= Thomas Kessner =

American historian

Thomas Kessner is an American historian, a distinguished professor at City University of New York, and an author.

==Education==
Kessner is a graduate of Brooklyn College (1963) and earned his doctorate at Columbia University in 1975 with distinction.

==Career==
He was appointed as distinguished professor at Graduate Center of the City University of New York in 2005. His special areas of interest are American urban and social history and the history of New York City.

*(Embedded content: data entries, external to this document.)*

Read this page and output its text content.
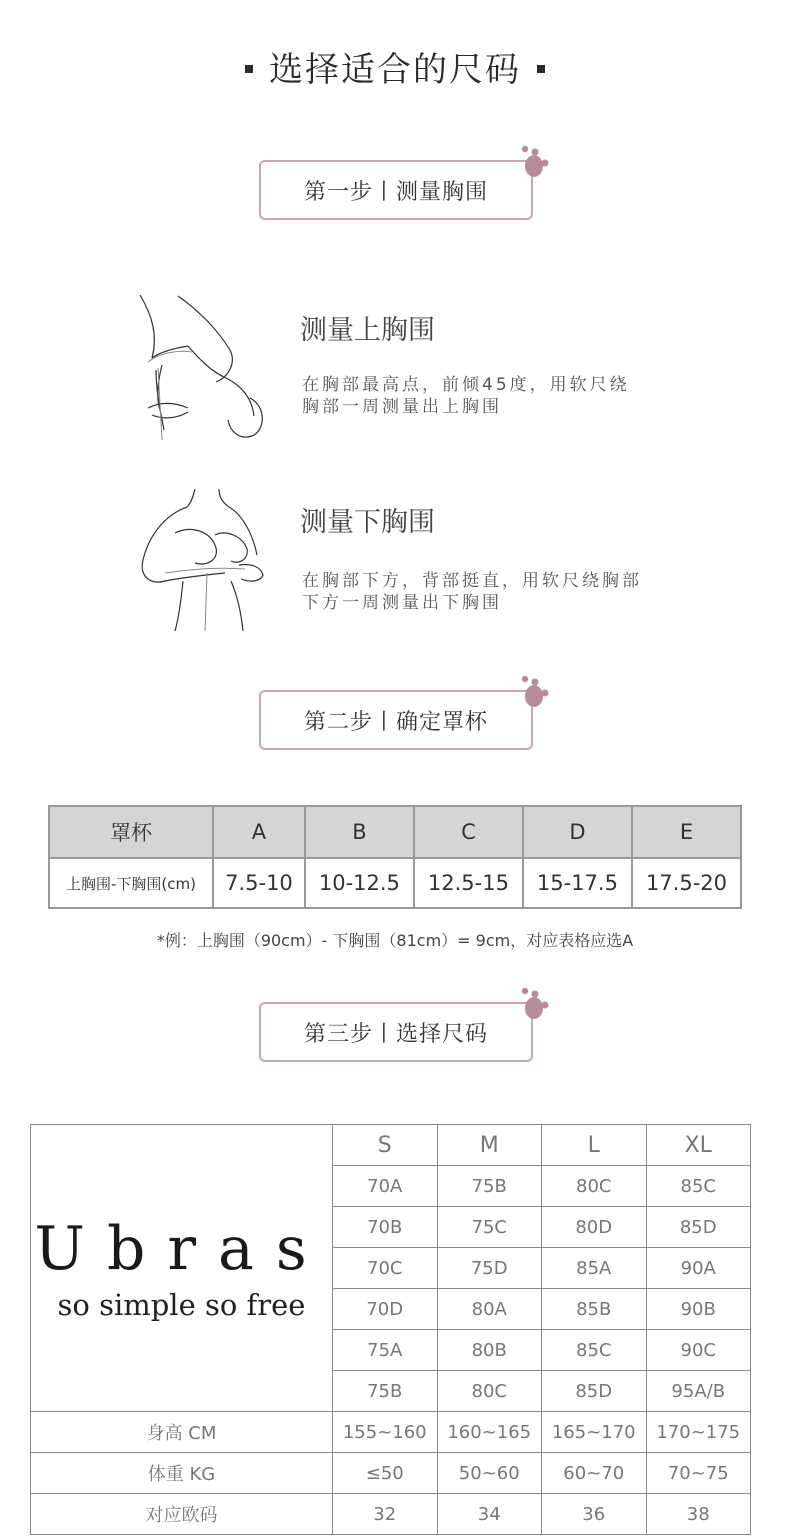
选择适合的尺码
第一步丨测量胸围
测量上胸围
在胸部最高点，前倾45度，用软尺绕
胸部一周测量出上胸围
测量下胸围
在胸部下方，背部挺直，用软尺绕胸部
下方一周测量出下胸围
第二步丨确定罩杯
罩杯	A	B	C	D	E
上胸围-下胸围(cm)	7.5-10	10-12.5	12.5-15	15-17.5	17.5-20
*例：上胸围（90cm）- 下胸围（81cm）= 9cm，对应表格应选A
第三步丨选择尺码
Ubras
so simple so free	S	M	L	XL
	70A	75B	80C	85C
	70B	75C	80D	85D
	70C	75D	85A	90A
	70D	80A	85B	90B
	75A	80B	85C	90C
	75B	80C	85D	95A/B
身高 CM	155~160	160~165	165~170	170~175
体重 KG	≤50	50~60	60~70	70~75
对应欧码	32	34	36	38
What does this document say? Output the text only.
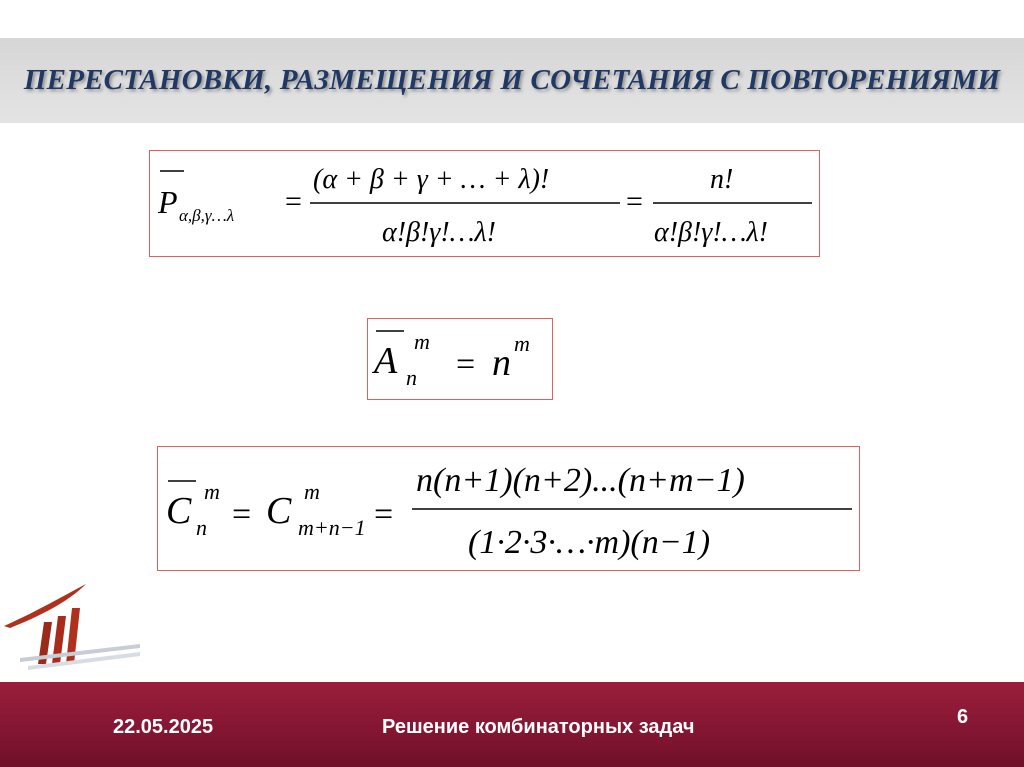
ПЕРЕСТАНОВКИ, РАЗМЕЩЕНИЯ И СОЧЕТАНИЯ С ПОВТОРЕНИЯМИ
P α,β,γ…λ =
(α + β + γ + … + λ)!
α!β!γ!…λ!
=
n!
α!β!γ!…λ!
A m
n = n m
C m
n = C m
m+n−1 =
n(n+1)(n+2)...(n+m−1)
(1·2·3·…·m)(n−1)
22.05.2025	Решение комбинаторных задач	6
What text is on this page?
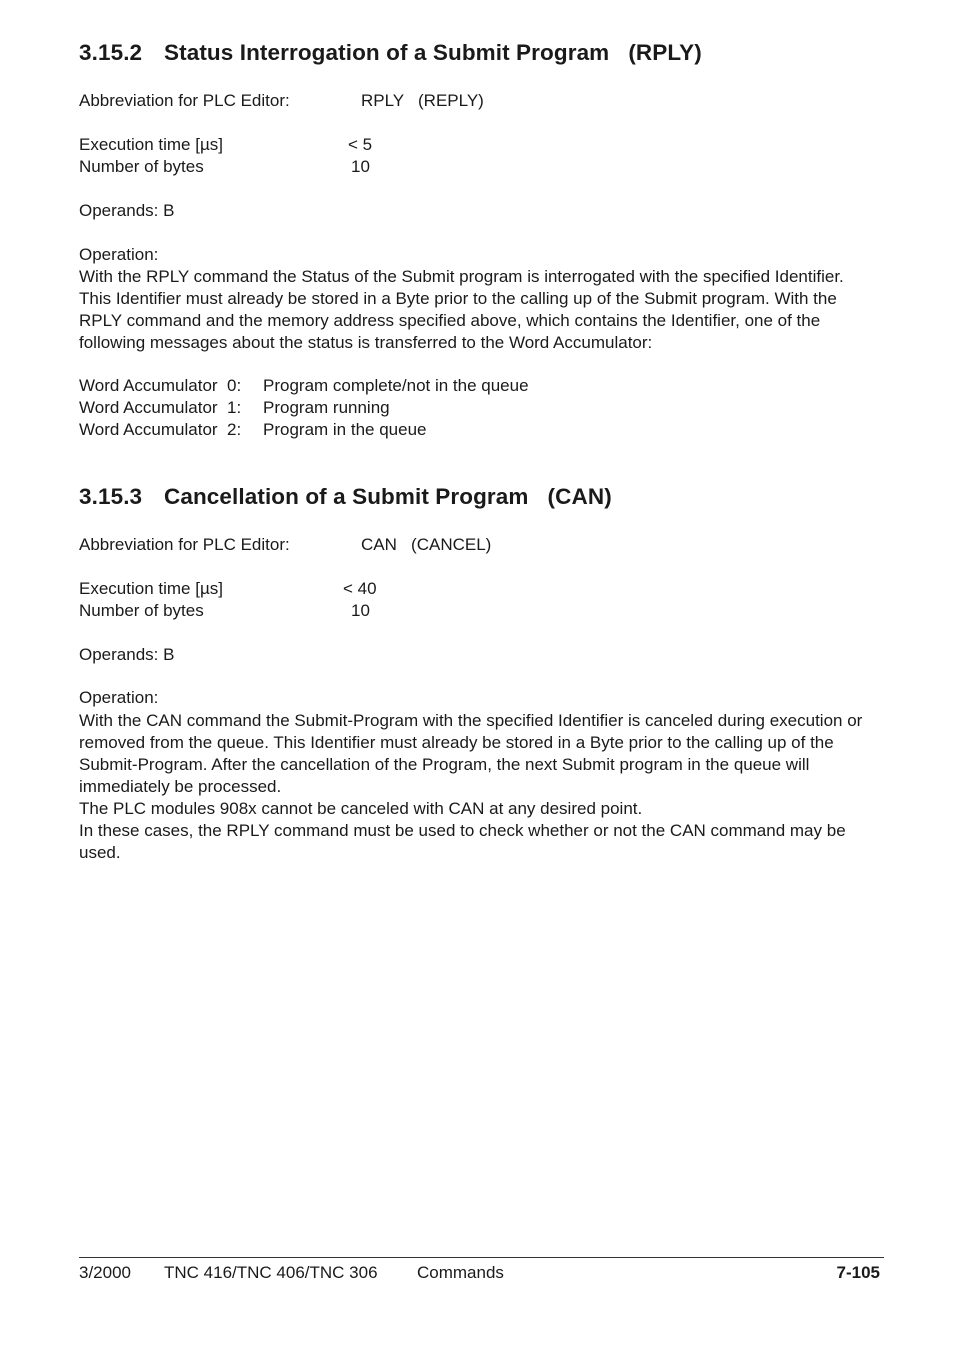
3.15.2 Status Interrogation of a Submit Program   (RPLY)
Abbreviation for PLC Editor:	RPLY   (REPLY)
Execution time [µs]	< 5
Number of bytes	10
Operands: B
Operation:

With the RPLY command the Status of the Submit program is interrogated with the specified Identifier. This Identifier must already be stored in a Byte prior to the calling up of the Submit program. With the RPLY command and the memory address specified above, which contains the Identifier, one of the following messages about the status is transferred to the Word Accumulator:

Word Accumulator  0: Program complete/not in the queue
Word Accumulator  1: Program running
Word Accumulator  2: Program in the queue
3.15.3 Cancellation of a Submit Program   (CAN)
Abbreviation for PLC Editor:	CAN   (CANCEL)
Execution time [µs]	< 40
Number of bytes	10
Operands: B
Operation:

With the CAN command the Submit-Program with the specified Identifier is canceled during execution or removed from the queue. This Identifier must already be stored in a Byte prior to the calling up of the Submit-Program. After the cancellation of the Program, the next Submit program in the queue will immediately be processed.

The PLC modules 908x cannot be canceled with CAN at any desired point.

In these cases, the RPLY command must be used to check whether or not the CAN command may be used.

3/2000 TNC 416/TNC 406/TNC 306 Commands	7-105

He has served as a consultant to the New York City Board of Education, the Ellis Island Museum, the New-York Historical Society, the Museum of the City of New York, and many other scholarly and professional institutions. He was also an associate editor for The Encyclopedia of New York City and has directed more than half a dozen NEH summer seminars for college and high school teachers.

==Selected works==

===Books===
- The Flight of the Century: Charles A. Lindbergh and the Rise of American Aviation (2010)
- Capital City: New York City and the Men Behind America’s Rise to Economic Dominance, 1860–1900 (2003)
- Fiorello H. LaGuardia and the Making of Modern New York (1989)
- The Golden Door (1977), a study of immigrant life and economic mobility in New York City.
co-authored with Betty Boyd Caroli
- Today's Immigrants, Their Stories: A New Look at the Newest Americans (1983)

===Articles===
- "The New Deal", Gilder Lehrman Institute of American History

==Awards==
Kessner’s work has garnered awards and fellowships from the Rockefeller Foundation, the National Endowment for the Humanities, and the American Council of Learned Societies.